Variant of ATG16L1 gene associated with higher risk for Crohn's disease

The ATG16L1 gene is located on chromosome 2 and encodes a protein involved in the formation of autophagosomes during autophagy. Autophagy is a cytoplasmic process that keeps a cell stable. Hampe et al first identified ATG16L1 as a Crohn's disease (CD) susceptibility gene in 2007, and many other studies have arisen since then. However, the definite relationship of variants of ATG16L1 with IBD remains unclear.

A research article to be published on March 14 , 2010 in the World Journal of Gastroenterology addresses this question. This meta-analysis, led by Jia-Fei Cheng and his colleagues selected publications that addressed the relationship between rs2241880/T300A polymorphism of ATG16L1 and inflammatory bowel disease (IBD). Forty-one papers were found through the literature search, and 25 of them were included in the final analysis according to strict exclusion criteria. Each of the 25 studies included cases of CD, with various subsets of papers that considered different ethnic populations. Fourteen papers included both CD and UC cases. As to children, seven of the included studies explored the relationship between the incidence of the variant of ATG16L1 and CD, while only two studies reported cases of child-onset UC.
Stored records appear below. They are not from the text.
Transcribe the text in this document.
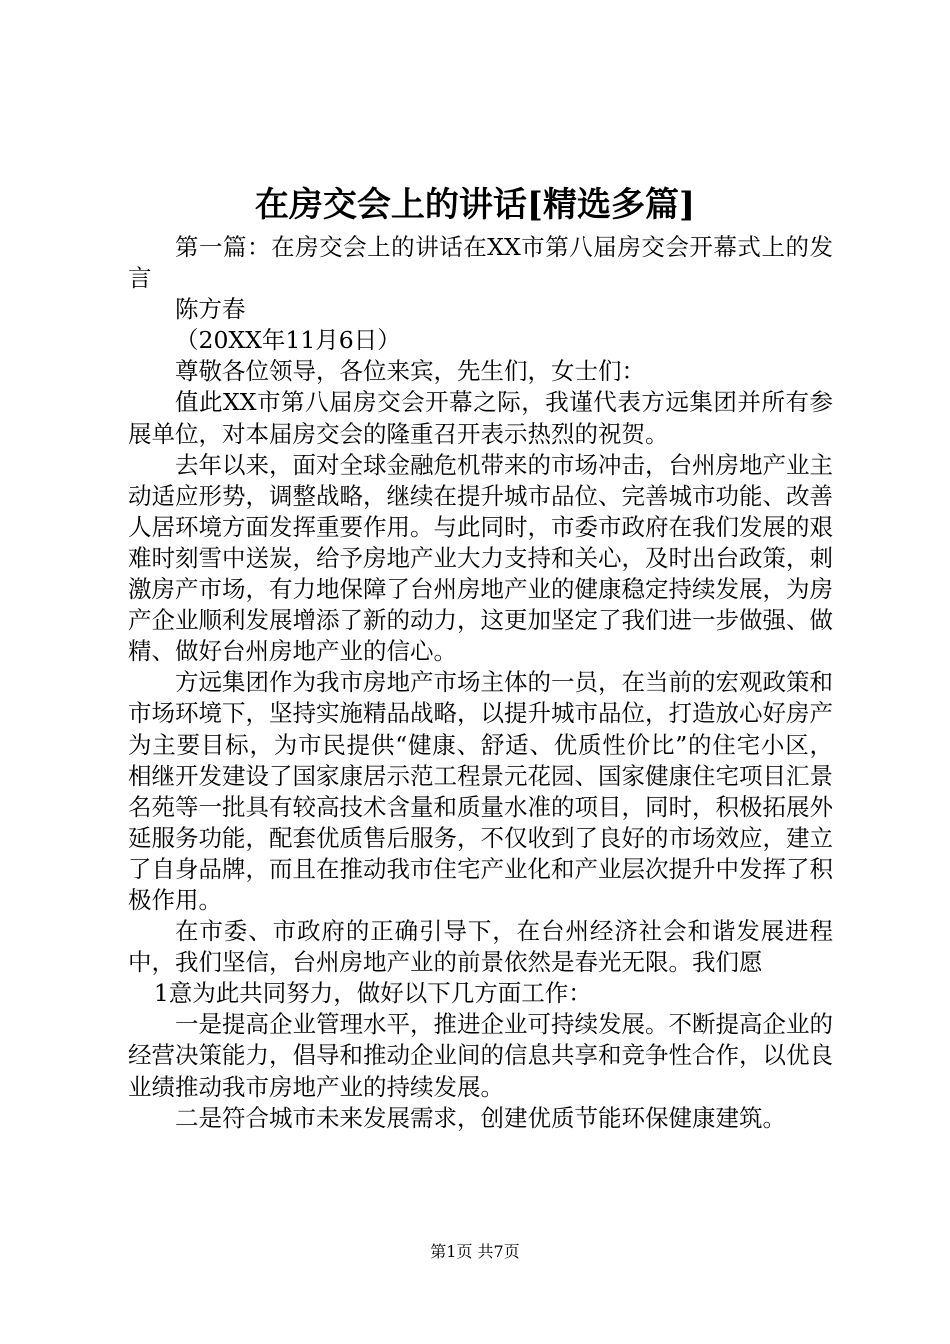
在房交会上的讲话[精选多篇]

第一篇：在房交会上的讲话在XX市第八届房交会开幕式上的发言

陈方春

（20XX年11月6日）

尊敬各位领导，各位来宾，先生们，女士们：

值此XX市第八届房交会开幕之际，我谨代表方远集团并所有参展单位，对本届房交会的隆重召开表示热烈的祝贺。

去年以来，面对全球金融危机带来的市场冲击，台州房地产业主动适应形势，调整战略，继续在提升城市品位、完善城市功能、改善人居环境方面发挥重要作用。与此同时，市委市政府在我们发展的艰难时刻雪中送炭，给予房地产业大力支持和关心，及时出台政策，刺激房产市场，有力地保障了台州房地产业的健康稳定持续发展，为房产企业顺利发展增添了新的动力，这更加坚定了我们进一步做强、做精、做好台州房地产业的信心。

方远集团作为我市房地产市场主体的一员，在当前的宏观政策和市场环境下，坚持实施精品战略，以提升城市品位，打造放心好房产为主要目标，为市民提供“健康、舒适、优质性价比”的住宅小区，相继开发建设了国家康居示范工程景元花园、国家健康住宅项目汇景名苑等一批具有较高技术含量和质量水准的项目，同时，积极拓展外延服务功能，配套优质售后服务，不仅收到了良好的市场效应，建立了自身品牌，而且在推动我市住宅产业化和产业层次提升中发挥了积极作用。

在市委、市政府的正确引导下，在台州经济社会和谐发展进程中，我们坚信，台州房地产业的前景依然是春光无限。我们愿

1意为此共同努力，做好以下几方面工作：

一是提高企业管理水平，推进企业可持续发展。不断提高企业的经营决策能力，倡导和推动企业间的信息共享和竞争性合作，以优良业绩推动我市房地产业的持续发展。

二是符合城市未来发展需求，创建优质节能环保健康建筑。

第1页 共7页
The researchers found that the variant of ATG16L1 was associated a higher risk for CD and UC. For child-onset IBD, this variant was related to CD but not UC. These findings suggest a role for autophagy in the development of IBD, although the exact role that ATG16L1 plays in IBD etiology is unknown. Until recently, autophagy was considered to be only a cell maintenance mechanism. However, recent research has uncovered a role for autophagy in innate and adaptive immunity, which sheds light on the potential mechanism of the correlation between this gene mutation and an increased risk for IBD.

Further exploration of the molecular and cellular basis for the observed association between ATG16L1 and IBD may expand our understanding of the pathophysiology that underlies the development of IBD.